#!/usr/bin/env python
# -*- coding: utf-8 -*-

"""
Analyzes a directory of G&L experiment results to provide precise statistics
on the number of completed experiments and the total number of data points
(learning steps) generated.

Usage:
    python calculate_experiment_stats.py /path/to/your/results
"""

import argparse
import json
from pathlib import Path
from tqdm import tqdm

def analyze_results_directory(results_dir: Path):
    """
    Scans a directory for JSON result files and calculates statistics.

    Args:
        results_dir: The path to the directory containing the results.
    """
    if not results_dir.is_dir():
        print(f"❌ Error: Directory not found at '{results_dir.resolve()}'")
        return

    print(f"🔍 Scanning for experiment files in '{results_dir.resolve()}'...")

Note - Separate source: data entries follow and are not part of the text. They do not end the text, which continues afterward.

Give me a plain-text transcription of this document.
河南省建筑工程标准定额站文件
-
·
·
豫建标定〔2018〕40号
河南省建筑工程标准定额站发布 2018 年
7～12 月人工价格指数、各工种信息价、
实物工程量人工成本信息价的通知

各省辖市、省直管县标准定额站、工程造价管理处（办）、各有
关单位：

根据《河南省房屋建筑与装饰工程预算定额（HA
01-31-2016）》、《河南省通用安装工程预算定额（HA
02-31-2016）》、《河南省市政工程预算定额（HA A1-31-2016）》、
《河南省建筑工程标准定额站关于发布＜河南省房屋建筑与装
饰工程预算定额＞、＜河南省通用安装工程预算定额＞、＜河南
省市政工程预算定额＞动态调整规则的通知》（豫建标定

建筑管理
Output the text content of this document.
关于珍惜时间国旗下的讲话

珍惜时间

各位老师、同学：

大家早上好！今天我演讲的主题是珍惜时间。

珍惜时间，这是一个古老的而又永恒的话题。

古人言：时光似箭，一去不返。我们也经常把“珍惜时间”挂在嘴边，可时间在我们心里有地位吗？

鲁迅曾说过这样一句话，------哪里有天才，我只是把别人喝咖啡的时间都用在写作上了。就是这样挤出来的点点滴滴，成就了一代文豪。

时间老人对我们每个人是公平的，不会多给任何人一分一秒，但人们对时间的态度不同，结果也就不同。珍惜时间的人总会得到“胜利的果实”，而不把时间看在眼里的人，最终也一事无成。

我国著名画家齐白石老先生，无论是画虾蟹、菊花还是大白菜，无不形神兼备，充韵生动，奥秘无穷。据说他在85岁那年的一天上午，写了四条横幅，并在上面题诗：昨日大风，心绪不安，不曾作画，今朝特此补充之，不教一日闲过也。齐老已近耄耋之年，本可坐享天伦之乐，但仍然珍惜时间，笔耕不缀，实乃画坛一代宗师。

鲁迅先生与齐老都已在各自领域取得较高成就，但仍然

    # Use rglob to find all matching files recursively
    json_files = list(results_dir.rglob("*_results.json"))

    if not json_files:
        print("❌ Error: No '*_results.json' files found in the specified directory.")
        return

    # Initialize counters
    valid_experiment_count = 0
    total_data_points = 0
    skipped_files = 0

    # Use tqdm for a progress bar
    pbar = tqdm(json_files, desc="Analyzing files", unit="file")
    for filepath in pbar:
        try:
            with open(filepath, 'r') as f:
                data = json.load(f)

            # The key metric is the 'error_history' array.
            # Its length represents the number of learning steps (data points).
            error_history = data.get("error_history")

            if isinstance(error_history, list):
                valid_experiment_count += 1
                total_data_points += len(error_history)
            else:
                # The file is valid JSON but lacks the necessary key.
                print(f"\n⚠️ Warning: Skipped '{filepath.name}' (missing or invalid 'error_history' key).")
                skipped_files += 1

        except (json.JSONDecodeError, IOError) as e:
            # The file is corrupted, unreadable, or not valid JSON.
            print(f"\n⚠️ Warning: Skipped '{filepath.name}' (could not parse: {e}).")
            skipped_files += 1
            continue

    # --- Print the final report ---
    print("\n" + "="*40)
    print("📊 Experiment Statistics Report")
    print("="*40)
    print(f"Total Valid Experiments Found:    {valid_experiment_count:,}")
    print(f"Total Data Points (Learning Steps): {total_data_points:,}")
    if skipped_files > 0:
        print(f"Files Skipped (corrupt/malformed): {skipped_files}")
    print("="*40)
    print("\nThese are the precise numbers to use in your paper.")


def main():
    """Main function to parse arguments and run the analysis."""
    parser = argparse.ArgumentParser(
        description="Calculate precise statistics from G&L experiment result files.",
        formatter_class=argparse.ArgumentDefaultsHelpFormatter
    )
    parser.add_argument(
        "results_dir",
        type=Path,
        help="Path to the root directory containing the JSON result files."
    )
    args = parser.parse_args()

    analyze_results_directory(args.results_dir)

if __name__ == "__main__":
    main()